Юлия Сергеевна обыкновенно молчала в его присутствии, и он странным образом, быть может чутьем влюбленного, угадывал ее мысли и намерения. И теперь он сообразил, что если она после всенощной не пошла к себе переодеваться и пить чай, то, значит, пойдет сегодня вечером еще куда-нибудь в гости.
– Но я не тороплюсь с ночлежным домом, – продолжал он уже с раздражением и досадой, обращаясь к доктору, который глядел на него как-то тускло и с недоумением, очевидно не понимая, зачем это ему понадобилось поднимать разговор о медицине и гигиене. – И, должно быть, не скоро еще я воспользуюсь нашею сметой. Я боюсь, что наш ночлежный дом попадет в руки наших московских святош и барынь-филантропок, которые губят всякое начинание.
Юлия Сергеевна поднялась и протянула Лаптеву руку.
– Виновата, – сказала она, – мне пора. Поклонитесь вашей сестре, пожалуйста.
– Ру-ру-ру-ру, – запел доктор. – Ру-ру-ру-ру.
Юлия Сергеевна вышла, и Лаптев немного погодя простился с доктором и пошел домой. Когда человек неудовлетворен и чувствует себя несчастным, то какою пошлостью веет на него от этих лип, теней, облаков, от всех этих красот природы, самодовольных и равнодушных! Луна стояла уже высоко, и под нею быстро бежали облака. «Но какая наивная, провинциальная луна, какие тощие, жалкие облака!» – думал Лаптев. Ему было стыдно, что он только что говорил о медицине и о ночлежном доме, он ужасался, что и завтра у него не хватит характера, и он опять будет пытаться увидеть ее и говорить с ней и еще раз убедится, что он для нее чужой. Послезавтра – опять то же самое. Для чего? И когда и чем все это кончится?
Дома он пошел к сестре. Нина Федоровна была еще крепка на вид и производила впечатление хорошо сложенной, сильной женщины, но резкая бледность делала ее похожей на мертвую, особенно когда она, как теперь, лежала на спине, с закрытыми глазами; возле нее сидела ее старшая дочь, Саша, десяти лет, и читала ей что-то из своей хрестоматии.
– Алеша пришел, – проговорила больная тихо, про себя.
Между Сашей и дядей давно уже установилось молчаливое соглашение: они сменяли друг друга. Теперь Саша закрыла свою хрестоматию и, не сказав ни слова, тихо вышла из комнаты; Лаптев взял с комода исторический роман и, отыскав страницу, какую нужно, сел и стал читать вслух.

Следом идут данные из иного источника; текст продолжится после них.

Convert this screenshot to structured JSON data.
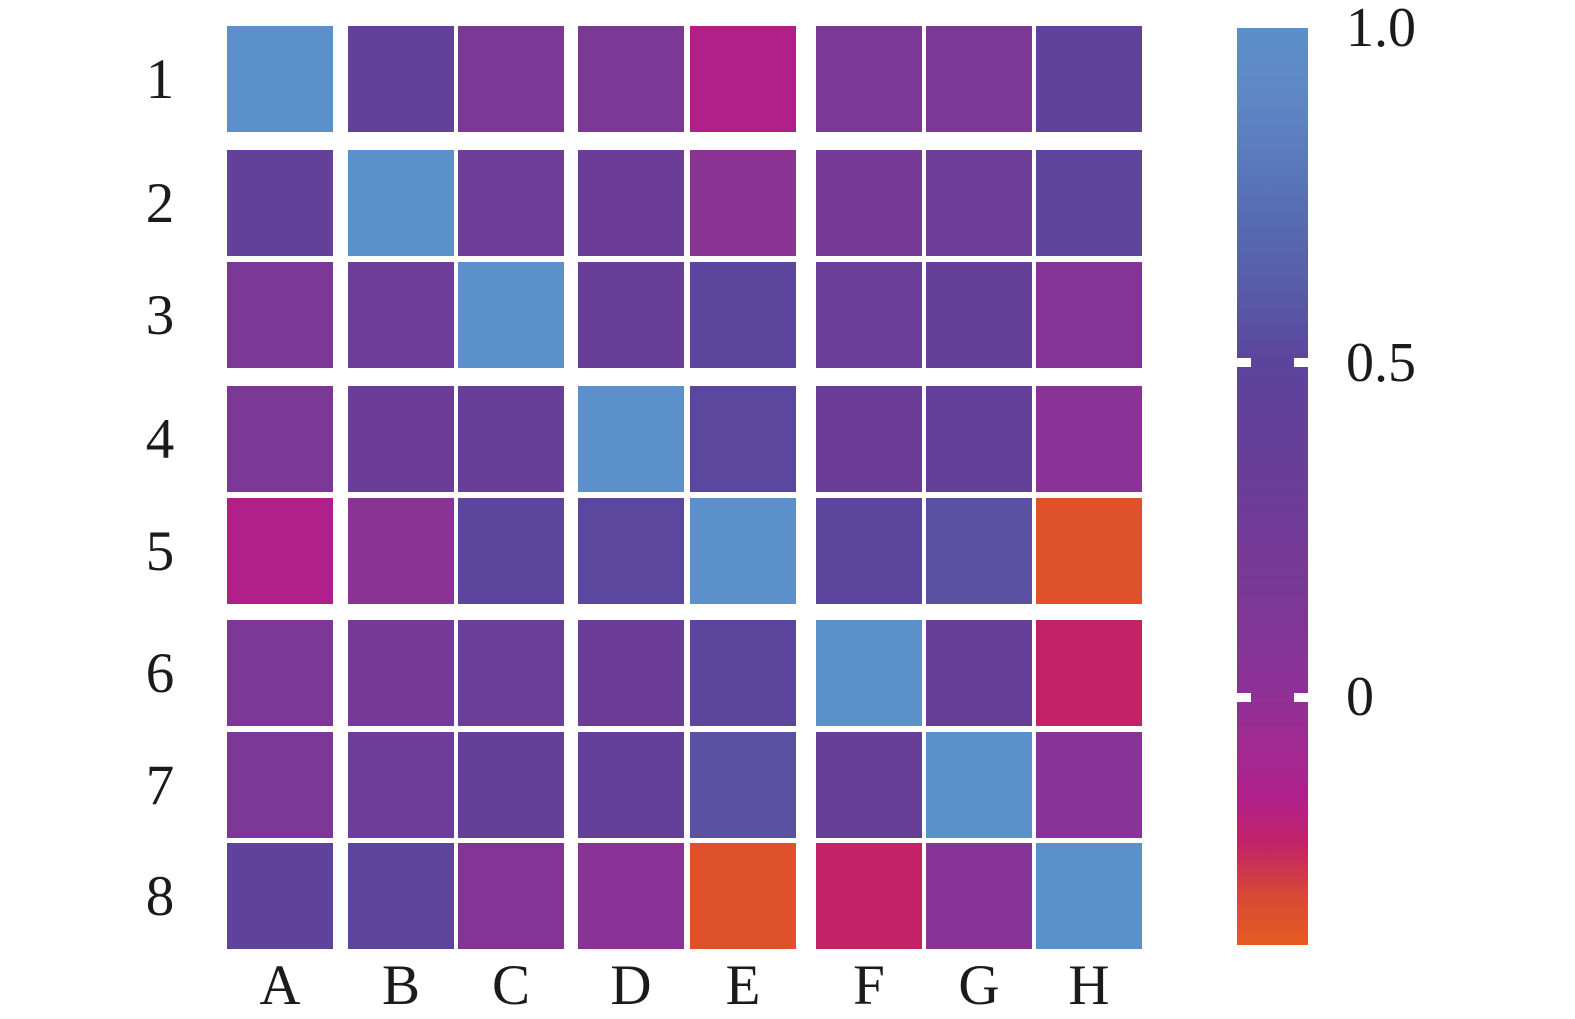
{
  "figure": {
    "background_color": "#ffffff",
    "text_color": "#1b1b1b"
  },
  "chart_data": {
    "type": "heatmap",
    "title": "",
    "xlabel": "",
    "ylabel": "",
    "columns": [
      "A",
      "B",
      "C",
      "D",
      "E",
      "F",
      "G",
      "H"
    ],
    "rows": [
      "1",
      "2",
      "3",
      "4",
      "5",
      "6",
      "7",
      "8"
    ],
    "values": [
      [
        1.0,
        0.41,
        0.15,
        0.15,
        -0.15,
        0.13,
        0.15,
        0.46
      ],
      [
        0.41,
        1.0,
        0.29,
        0.31,
        0.03,
        0.21,
        0.29,
        0.49
      ],
      [
        0.15,
        0.29,
        1.0,
        0.34,
        0.51,
        0.33,
        0.37,
        0.08
      ],
      [
        0.15,
        0.31,
        0.34,
        1.0,
        0.52,
        0.3,
        0.39,
        0.04
      ],
      [
        -0.15,
        0.03,
        0.51,
        0.52,
        1.0,
        0.51,
        0.56,
        -0.33
      ],
      [
        0.13,
        0.21,
        0.33,
        0.3,
        0.51,
        1.0,
        0.36,
        -0.22
      ],
      [
        0.15,
        0.29,
        0.37,
        0.39,
        0.56,
        0.36,
        1.0,
        0.06
      ],
      [
        0.46,
        0.49,
        0.08,
        0.04,
        -0.33,
        -0.22,
        0.06,
        1.0
      ]
    ],
    "vmin": -0.37,
    "vmax": 1.0,
    "grid": false,
    "legend_position": "right",
    "colorbar": {
      "ticks": [
        {
          "label": "1.0",
          "value": 1.0
        },
        {
          "label": "0.5",
          "value": 0.5
        },
        {
          "label": "0",
          "value": 0.0
        }
      ],
      "tick_color": "#ffffff"
    },
    "colormap": [
      {
        "v": 1.0,
        "color": "#5c90ca"
      },
      {
        "v": 0.9,
        "color": "#5f87c6"
      },
      {
        "v": 0.8,
        "color": "#5a79bc"
      },
      {
        "v": 0.7,
        "color": "#5769b1"
      },
      {
        "v": 0.6,
        "color": "#585aa8"
      },
      {
        "v": 0.5,
        "color": "#5c449c"
      },
      {
        "v": 0.4,
        "color": "#64409a"
      },
      {
        "v": 0.3,
        "color": "#6c3d98"
      },
      {
        "v": 0.2,
        "color": "#763a96"
      },
      {
        "v": 0.1,
        "color": "#803696"
      },
      {
        "v": 0.0,
        "color": "#903095"
      },
      {
        "v": -0.1,
        "color": "#a62790"
      },
      {
        "v": -0.15,
        "color": "#b11f8b"
      },
      {
        "v": -0.22,
        "color": "#c32366"
      },
      {
        "v": -0.3,
        "color": "#d84a33"
      },
      {
        "v": -0.37,
        "color": "#e55b20"
      }
    ]
  }
}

Нина Федоровна была московская уроженка. Детство и юность ее и двух братьев прошли на Пятницкой улице, в родной купеческой семье. Детство было длинное, скучное; отец обходился сурово и даже раза три наказывал ее розгами, а мать чем-то долго болела и умерла; прислуга была грязная, грубая, лицемерная; часто приходили в дом попы и монахи, тоже грубые и лицемерные; они пили и закусывали и грубо льстили ее отцу, которого не любили. Мальчикам посчастливилось поступить в гимназию, а Нина так и осталась неученой, всю жизнь писала каракулями и читала одни только исторические романы. Лет 17 назад, когда ей было 22 года, она на даче в Химках познакомилась с теперешним своим мужем Панауровым, помещиком, влюбилась и вышла за него замуж против воли отца, тайно. Панауров, красивый, немножко наглый, закуривающий из лампадки и посвистывающий, казался ее отцу совершенным ничтожеством, и, когда потом зять в своих письмах стал требовать приданого, старик написал дочери, что посылает ей в деревню шубы, серебро и разные вещи, оставшиеся после матери, и 30 тысяч деньгами, но без родительского благословения; потом прислал еще 20 тысяч. Деньги эти и приданое были прожиты, имение продано, и Панауров переселился с семьей в город и поступил на службу в губернское правление. В городе он завел себе другую семью, и это вызывало каждый день много разговоров, так как незаконная семья его жила открыто.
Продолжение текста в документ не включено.